Wiosną 1935 roku najbliższe otoczenie Józefa Piłsudskiego zelektryzowała informacja o prawdopodobnej infiltracji jednego z najbardziej zaufanych współpracowników Marszałka przez sowiecki wywiad. Przyglądając się jednak tej sprawie dokładniej, można dojść do konkluzji, że całe to kontrowersyjne wydarzenie wynikało raczej z ludzkiej niefrasobliwości oraz kilku niefortunnych zbiegów okoliczności.
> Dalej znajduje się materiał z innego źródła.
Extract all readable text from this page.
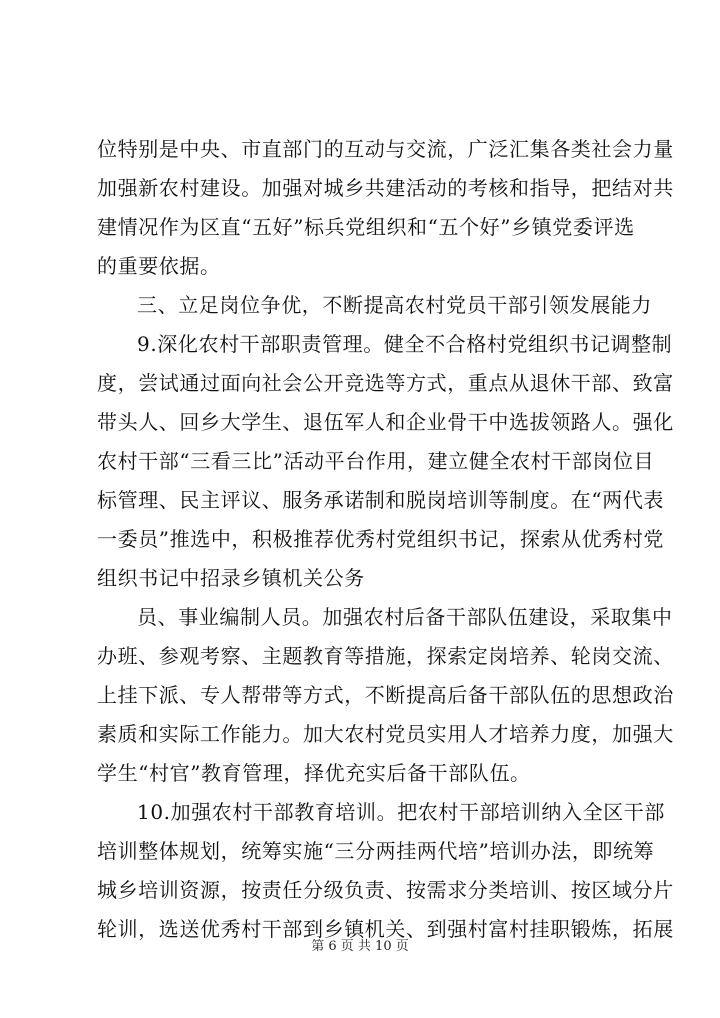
位特别是中央、市直部门的互动与交流，广泛汇集各类社会力量
加强新农村建设。加强对城乡共建活动的考核和指导，把结对共
建情况作为区直“五好”标兵党组织和“五个好”乡镇党委评选
的重要依据。
三、立足岗位争优，不断提高农村党员干部引领发展能力
9.深化农村干部职责管理。健全不合格村党组织书记调整制
度，尝试通过面向社会公开竞选等方式，重点从退休干部、致富
带头人、回乡大学生、退伍军人和企业骨干中选拔领路人。强化
农村干部“三看三比”活动平台作用，建立健全农村干部岗位目
标管理、民主评议、服务承诺制和脱岗培训等制度。在“两代表
一委员”推选中，积极推荐优秀村党组织书记，探索从优秀村党
组织书记中招录乡镇机关公务
员、事业编制人员。加强农村后备干部队伍建设，采取集中
办班、参观考察、主题教育等措施，探索定岗培养、轮岗交流、
上挂下派、专人帮带等方式，不断提高后备干部队伍的思想政治
素质和实际工作能力。加大农村党员实用人才培养力度，加强大
学生“村官”教育管理，择优充实后备干部队伍。
10.加强农村干部教育培训。把农村干部培训纳入全区干部
培训整体规划，统筹实施“三分两挂两代培”培训办法，即统筹
城乡培训资源，按责任分级负责、按需求分类培训、按区域分片
轮训，选送优秀村干部到乡镇机关、到强村富村挂职锻炼，拓展
第 6 页 共 10 页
Choć równie dobrze mogła to być sprawnie utkana intryga polityczna…

Osobisty lekarz i przyjaciel

Doktor Marcin Woyczyński  był absolwentem Wojskowej Akademii Lekarskiej w Petersburgu i Wydziału Lekarskiego Uniwersytetu Jagiellońskiego. W czasach walki o niepodległość należał do PPS, Związku Strzeleckiego oraz Legionów. Od 1928 roku był nie tylko osobistym lekarzem Piłsudskiego, ale także jego adiutantem i wiernym druhem, a nawet powiernikiem w pewnych sprawach. Był także jedną z nielicznych osób, z którą Piłsudski był na "Ty".

1. Osobisty lekarz i przyjaciel Marszałka Józefa Piłsudskiego doktor Marcin Woyczyński. 

Woyczyński mieszkał wraz z żoną w bezpośredniej bliskości Marszałka – na parterze oficyny belwederskiej, na której piętrze znajdowało się biuro Głównego Inspektoratu Sił Zbrojnych. Generalnym Inspektorem, który w czasie wojny automatycznie przejmował rolę Naczelnego Wodza, był sam Piłsudski. Jego gabinet znajdował się bezpośrednio nad mieszkaniem Woyczyńskich.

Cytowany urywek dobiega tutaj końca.